RainFusion2.0: Hardware-Efficient Sparse Attention for Video and Image Generation
Published:Dec 30, 2025 08:55
•1 min read
•ArXiv
Analysis
This paper addresses the computational bottlenecks of Diffusion Transformer (DiT) models in video and image generation, particularly the high cost of attention mechanisms. It proposes RainFusion2.0, a novel sparse attention mechanism designed for efficiency and hardware generality. The key innovation lies in its online adaptive approach, low overhead, and spatiotemporal awareness, making it suitable for various hardware platforms beyond GPUs. The paper's significance lies in its potential to accelerate generative models and broaden their applicability across different devices.
Key Takeaways
- •Proposes RainFusion2.0, a sparse attention mechanism for accelerating video and image generation.

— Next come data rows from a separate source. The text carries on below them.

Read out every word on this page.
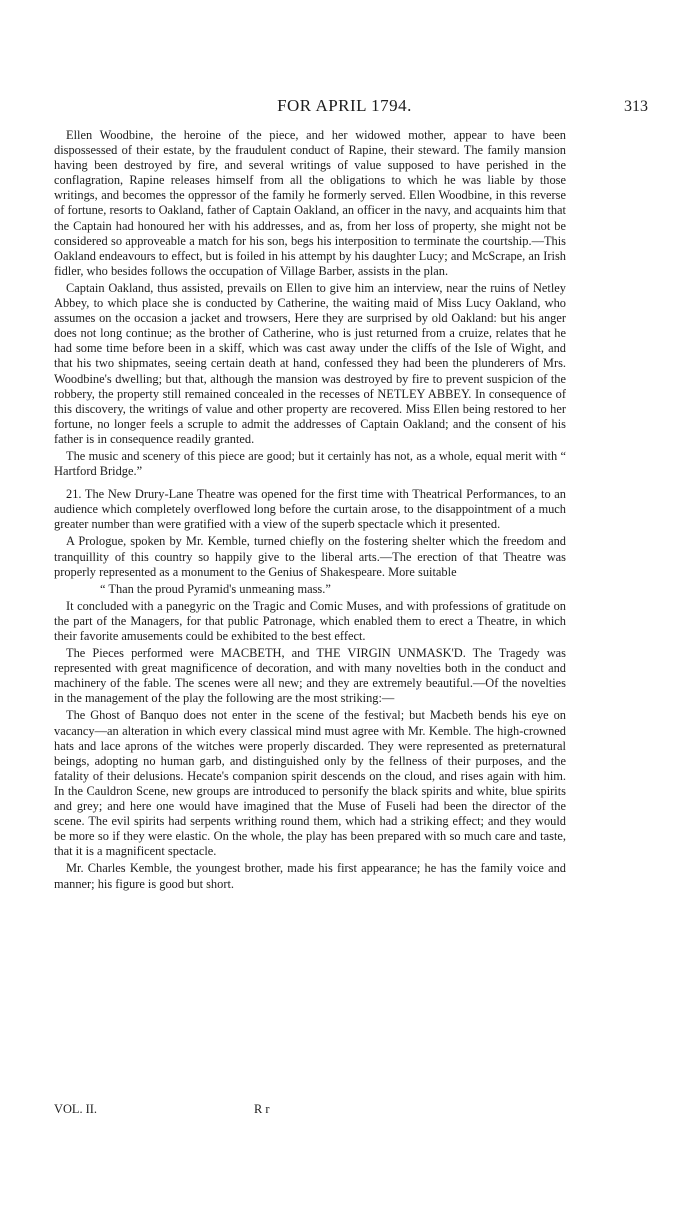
FOR APRIL 1794.	313

Ellen Woodbine, the heroine of the piece, and her widowed mother, appear to have been dispossessed of their estate, by the fraudulent conduct of Rapine, their steward. The family mansion having been destroyed by fire, and several writings of value supposed to have perished in the conflagration, Rapine releases himself from all the obligations to which he was liable by those writings, and becomes the oppressor of the family he formerly served. Ellen Woodbine, in this reverse of fortune, resorts to Oakland, father of Captain Oakland, an officer in the navy, and acquaints him that the Captain had honoured her with his addresses, and as, from her loss of property, she might not be considered so approveable a match for his son, begs his interposition to terminate the courtship.—This Oakland endeavours to effect, but is foiled in his attempt by his daughter Lucy; and McScrape, an Irish fidler, who besides follows the occupation of Village Barber, assists in the plan.

Captain Oakland, thus assisted, prevails on Ellen to give him an interview, near the ruins of Netley Abbey, to which place she is conducted by Catherine, the waiting maid of Miss Lucy Oakland, who assumes on the occasion a jacket and trowsers, Here they are surprised by old Oakland: but his anger does not long continue; as the brother of Catherine, who is just returned from a cruize, relates that he had some time before been in a skiff, which was cast away under the cliffs of the Isle of Wight, and that his two shipmates, seeing certain death at hand, confessed they had been the plunderers of Mrs. Woodbine's dwelling; but that, although the mansion was destroyed by fire to prevent suspicion of the robbery, the property still remained concealed in the recesses of NETLEY ABBEY. In consequence of this discovery, the writings of value and other property are recovered. Miss Ellen being restored to her fortune, no longer feels a scruple to admit the addresses of Captain Oakland; and the consent of his father is in consequence readily granted.

The music and scenery of this piece are good; but it certainly has not, as a whole, equal merit with “ Hartford Bridge.”

21. The New Drury-Lane Theatre was opened for the first time with Theatrical Performances, to an audience which completely overflowed long before the curtain arose, to the disappointment of a much greater number than were gratified with a view of the superb spectacle which it presented.

A Prologue, spoken by Mr. Kemble, turned chiefly on the fostering shelter which the freedom and tranquillity of this country so happily give to the liberal arts.—The erection of that Theatre was properly represented as a monument to the Genius of Shakespeare. More suitable

“ Than the proud Pyramid's unmeaning mass.”

It concluded with a panegyric on the Tragic and Comic Muses, and with professions of gratitude on the part of the Managers, for that public Patronage, which enabled them to erect a Theatre, in which their favorite amusements could be exhibited to the best effect.

The Pieces performed were MACBETH, and THE VIRGIN UNMASK'D. The Tragedy was represented with great magnificence of decoration, and with many novelties both in the conduct and machinery of the fable. The scenes were all new; and they are extremely beautiful.—Of the novelties in the management of the play the following are the most striking:—

The Ghost of Banquo does not enter in the scene of the festival; but Macbeth bends his eye on vacancy—an alteration in which every classical mind must agree with Mr. Kemble. The high-crowned hats and lace aprons of the witches were properly discarded. They were represented as preternatural beings, adopting no human garb, and distinguished only by the fellness of their purposes, and the fatality of their delusions. Hecate's companion spirit descends on the cloud, and rises again with him. In the Cauldron Scene, new groups are introduced to personify the black spirits and white, blue spirits and grey; and here one would have imagined that the Muse of Fuseli had been the director of the scene. The evil spirits had serpents writhing round them, which had a striking effect; and they would be more so if they were elastic. On the whole, the play has been prepared with so much care and taste, that it is a magnificent spectacle.

Mr. Charles Kemble, the youngest brother, made his first appearance; he has the family voice and manner; his figure is good but short.

VOL. II.	R r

- •Addresses limitations of existing sparse attention methods, including overhead and lack of hardware generality.
- •Employs block-wise mean values, spatiotemporal-aware token permutation, and a first-frame sink mechanism.
- •Achieves significant speedup (1.5-1.8x) with high sparsity (80%) without sacrificing video quality.
- •Demonstrates effectiveness across various generative models and hardware platforms.
Reference
“RainFusion2.0 can achieve 80% sparsity while achieving an end-to-end speedup of 1.5~1.8x without compromising video quality.”